Expansion of Federal Powers Impacts Us All
The education of your children. The relationship between you and your doctor. The ability of your employer to stay in business.
These are among the most personal, life-affecting issues facing Texans today, and every one of them has recently been targeted for expanded federal control.
That's the reason I, and so many others, have been vocally championing the 10th Amendment. Some people may dismiss this, but I would suggest they're missing the point.
The 10th Amendment was put in place by our founding fathers to ensure the states play the primary role in shaping their own destiny. The founders had just witnessed firsthand what happens when a distant ruler grows out of touch with local needs. They knew how quickly their own needs lose out in that situation.
The underlying concept is simple, and would seem to be uncontroversial: local people are in a better position to understand and solve local problems.
Why, then, are we seeing the most aggressive expansion of federal powers in decades? Do people really think bureaucrats in Washington can hand down mandates and one-size-fits-all quick fixes that will address the needs of people in Texas just as effectively as people in, say, Maine?
Already, we're seeing health care reforms that threaten to place federal officials between you and your doctor, put a financial strain on many businesses and centralize some insurance functions back in Washington, D.C.
With the exception of Nebraska, where their senator cut an 11th-hour deal that exempts the state from shouldering the costs, every state in the union will have to finance a massive influx of new Medicaid patients. That money will have to come from somewhere - inevitably the pockets of taxpayers.
Will that put more doctors in more offices? That's unlikely. In Texas, we know a thing or two about putting more doctors in practice.
In the early part of the decade, we had a genuine crisis, as a legal system run wild was punishing doctors with frivolous lawsuits, forcing doctors' insurance premiums through the roof. Few were applying to practice medicine in Texas, and we were losing the doctors we already had.
So we passed tort reform legislation that protected patients' rights but also protected the doctors, too. The number of meritless lawsuits plunged, along with insurance rates, and today a record number of doctors are applying to practice in the Lone Star State, including in areas where doctors used to be difficult to find, if they could be found at all.
Texans solving Texas problems.
Just this week, I announced Texas would not apply for federal Race To The Top funding, because it was clear our application would be penalized by our refusal to commit to adopting national curriculum standards and tests.
I hasten to add, these are national standards that have yet to be written, and could likely represent a downgrade of our own recently-adopted, nationally-recognized standards.
All to secure one-time financing that could fund our state's school district for a maximum of two days.
Again, Washington seems to think it's better suited to teaching our kids.
If you're one of the hundreds of thousands of Texans who work in the energy industry, know also that Obama Administration proposals to impose a cap-and-tax system on industry can put your job in real peril, making it more likely employers will flee to safer harbors overseas.
Additionally, the EPA recently announced its intention to mandate radically lower ozone levels, which will also have a much more severe impact on Texas and other warm weather states.

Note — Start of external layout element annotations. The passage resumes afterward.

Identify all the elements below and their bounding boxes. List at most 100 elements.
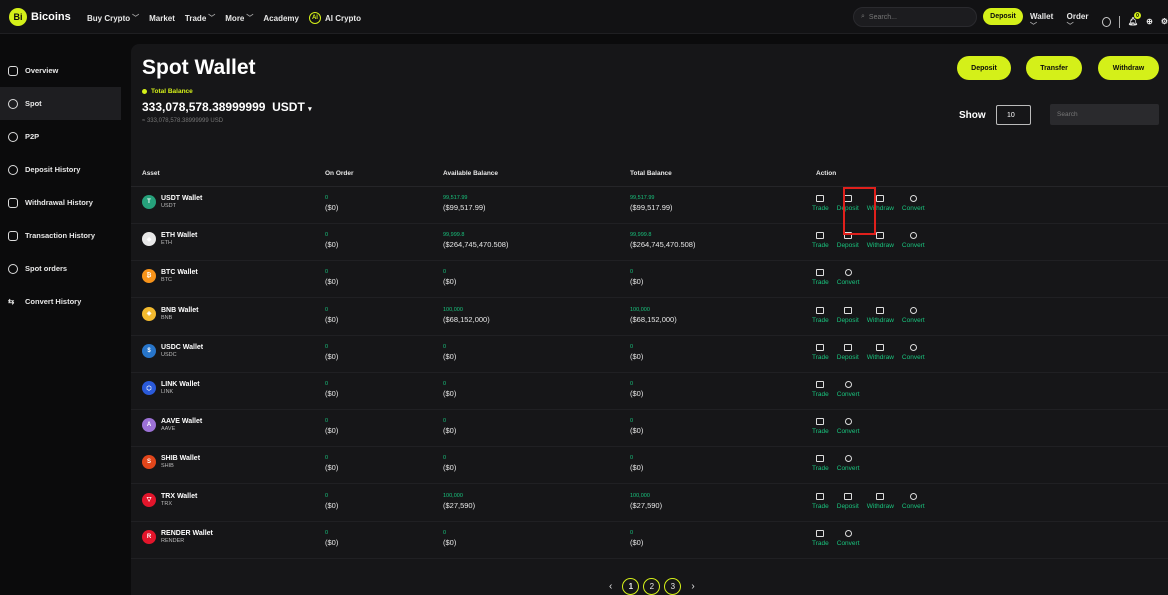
sidebar-item-p2p[interactable]: P2P <box>0 120 121 153</box>
convert-action-button[interactable]: Convert <box>837 418 860 435</box>
eth-coin-icon: ◆ <box>142 232 156 247</box>
sidebar-item-deposit-history[interactable]: Deposit History <box>0 153 121 186</box>
deposit-button[interactable]: Deposit <box>957 56 1011 80</box>
on-order-cell: 0 ($0) <box>325 195 338 212</box>
page-size-select[interactable]: 10 <box>996 105 1031 125</box>
settings-icon[interactable]: ⚙ <box>1161 17 1168 26</box>
withdrawal-history-icon <box>8 197 18 208</box>
deposit-action-button[interactable]: Deposit <box>837 306 859 324</box>
transfer-button[interactable]: Transfer <box>1026 56 1082 80</box>
available-usd: ($68,152,000) <box>443 314 490 324</box>
available-usd: ($0) <box>443 426 457 436</box>
on-order-amount: 0 <box>325 269 329 276</box>
nav-more[interactable]: More ﹀ <box>225 12 253 24</box>
ai-icon: AI <box>308 12 321 24</box>
page-title: Spot Wallet <box>142 56 256 79</box>
nav-order[interactable]: Order ﹀ <box>1067 12 1094 31</box>
deposit-action-button[interactable]: Deposit <box>837 492 859 510</box>
sidebar-item-withdrawal-history[interactable]: Withdrawal History <box>0 186 121 219</box>
sidebar-item-label: Transaction History <box>25 231 96 240</box>
on-order-usd: ($0) <box>325 389 339 398</box>
convert-action-button[interactable]: Convert <box>902 343 925 361</box>
trade-action-button[interactable]: Trade <box>812 455 829 472</box>
trade-action-button[interactable]: Trade <box>812 529 829 547</box>
trade-action-button[interactable]: Trade <box>812 269 829 286</box>
available-usd: ($0) <box>443 463 457 473</box>
nav-trade[interactable]: Trade ﹀ <box>185 12 215 24</box>
trade-action-label: Trade <box>812 391 829 398</box>
trade-icon <box>816 306 825 314</box>
wallet-search-input[interactable]: Search <box>1050 104 1159 125</box>
next-page-button[interactable]: › <box>691 581 694 592</box>
page-2-button[interactable]: 2 <box>643 578 661 595</box>
sidebar-item-transaction-history[interactable]: Transaction History <box>0 219 121 252</box>
sidebar-item-convert-history[interactable]: ⇆ Convert History <box>0 285 121 318</box>
page-1-button[interactable]: 1 <box>622 578 640 595</box>
nav-market-label: Market <box>149 13 175 23</box>
trade-action-button[interactable]: Trade <box>812 343 829 361</box>
convert-action-label: Convert <box>836 279 860 287</box>
nav-deposit-button[interactable]: Deposit <box>983 8 1023 25</box>
prev-page-button[interactable]: ‹ <box>609 581 612 592</box>
withdraw-action-button[interactable]: Withdraw <box>867 343 894 361</box>
total-cell: 99,517.99 ($99,517.99) <box>630 195 673 212</box>
sidebar-item-spot[interactable]: Spot <box>0 87 121 120</box>
trade-action-button[interactable]: Trade <box>812 195 829 212</box>
available-usd: ($0) <box>443 277 457 287</box>
convert-action-button[interactable]: Convert <box>901 306 925 324</box>
globe-icon[interactable]: ⊕ <box>1146 17 1153 26</box>
convert-action-button[interactable]: Convert <box>902 195 925 212</box>
sidebar-item-spot-orders[interactable]: Spot orders <box>0 252 121 285</box>
total-balance-label-text: Total Balance <box>151 88 193 95</box>
deposit-action-button[interactable]: Deposit <box>837 343 859 361</box>
withdraw-button[interactable]: Withdraw <box>1098 56 1159 80</box>
convert-action-button[interactable]: Convert <box>837 455 860 472</box>
withdraw-action-button[interactable]: Withdraw <box>867 492 894 510</box>
convert-icon <box>909 492 917 500</box>
usdt-coin-icon: T <box>142 195 156 209</box>
nav-academy[interactable]: Academy <box>263 12 299 24</box>
available-cell: 0 ($0) <box>443 269 456 286</box>
currency-selector[interactable]: USDT ▾ <box>272 100 312 114</box>
sidebar-item-overview[interactable]: Overview <box>0 54 121 87</box>
nav-market[interactable]: Market <box>149 12 175 24</box>
page-3-button[interactable]: 3 <box>664 578 682 595</box>
convert-action-button[interactable]: Convert <box>837 529 860 547</box>
trade-action-button[interactable]: Trade <box>812 381 829 398</box>
convert-action-button[interactable]: Convert <box>902 492 925 510</box>
convert-action-label: Convert <box>901 316 925 324</box>
action-cell: Trade Deposit Withdraw Convert <box>812 492 933 510</box>
trade-action-button[interactable]: Trade <box>812 418 829 435</box>
status-dot-icon <box>142 89 147 94</box>
convert-action-button[interactable]: Convert <box>837 269 860 286</box>
trade-action-button[interactable]: Trade <box>812 492 829 510</box>
trade-icon <box>816 529 825 537</box>
on-order-cell: 0 ($0) <box>325 381 338 398</box>
trade-action-label: Trade <box>812 242 829 250</box>
top-navigation: Bi Bicoins Buy Crypto ﹀ Market Trade ﹀ Mor… <box>0 0 1168 34</box>
asset-name: SHIB Wallet <box>161 455 201 463</box>
asset-cell: ◆ ETH Wallet ETH <box>142 232 197 247</box>
trade-action-button[interactable]: Trade <box>812 232 829 249</box>
logo[interactable]: Bi Bicoins <box>9 8 71 26</box>
nav-ai-crypto[interactable]: AI AI Crypto <box>308 12 361 24</box>
available-amount: 100,000 <box>443 306 463 313</box>
available-cell: 99,517.99 ($99,517.99) <box>443 195 486 212</box>
asset-cell: A AAVE Wallet AAVE <box>142 418 202 433</box>
convert-action-button[interactable]: Convert <box>837 381 860 398</box>
total-usd: ($0) <box>630 389 644 398</box>
trade-action-button[interactable]: Trade <box>812 306 829 324</box>
user-icon[interactable] <box>1102 16 1112 27</box>
convert-action-button[interactable]: Convert <box>902 232 925 249</box>
withdraw-action-label: Withdraw <box>866 242 894 250</box>
nav-buy-crypto[interactable]: Buy Crypto ﹀ <box>87 12 139 24</box>
asset-name: USDC Wallet <box>161 343 204 351</box>
nav-wallet[interactable]: Wallet ﹀ <box>1030 12 1059 31</box>
withdraw-action-button[interactable]: Withdraw <box>867 306 894 324</box>
on-order-amount: 0 <box>325 306 329 313</box>
nav-search-input[interactable]: ⌕ Search... <box>853 7 977 27</box>
action-cell: Trade Convert <box>812 269 868 286</box>
bell-icon[interactable]: 🔔︎ 0 <box>1128 12 1141 26</box>
convert-action-label: Convert <box>901 242 925 250</box>
on-order-usd: ($0) <box>325 500 339 510</box>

In fact, Washington's limits are already approaching the levels of ozone that occur naturally in hot climates like ours.
Still, on our own, Texas has already cut NOx gasses 46 percent over the last decade, and reduced ozone levels 22 percent.
Again, local problems, local solutions.
But the Washington way is not about solving problems; it's about exerting control, pure and simple.
Texas will continue our efforts to fight back against these encroachments, and continue to succeed in taking on the problems facing our state.
I call on all Texans to support our efforts to protect the 10th Amendment. It's not just protecting an important piece of the Constitution, it's about protecting our way of life.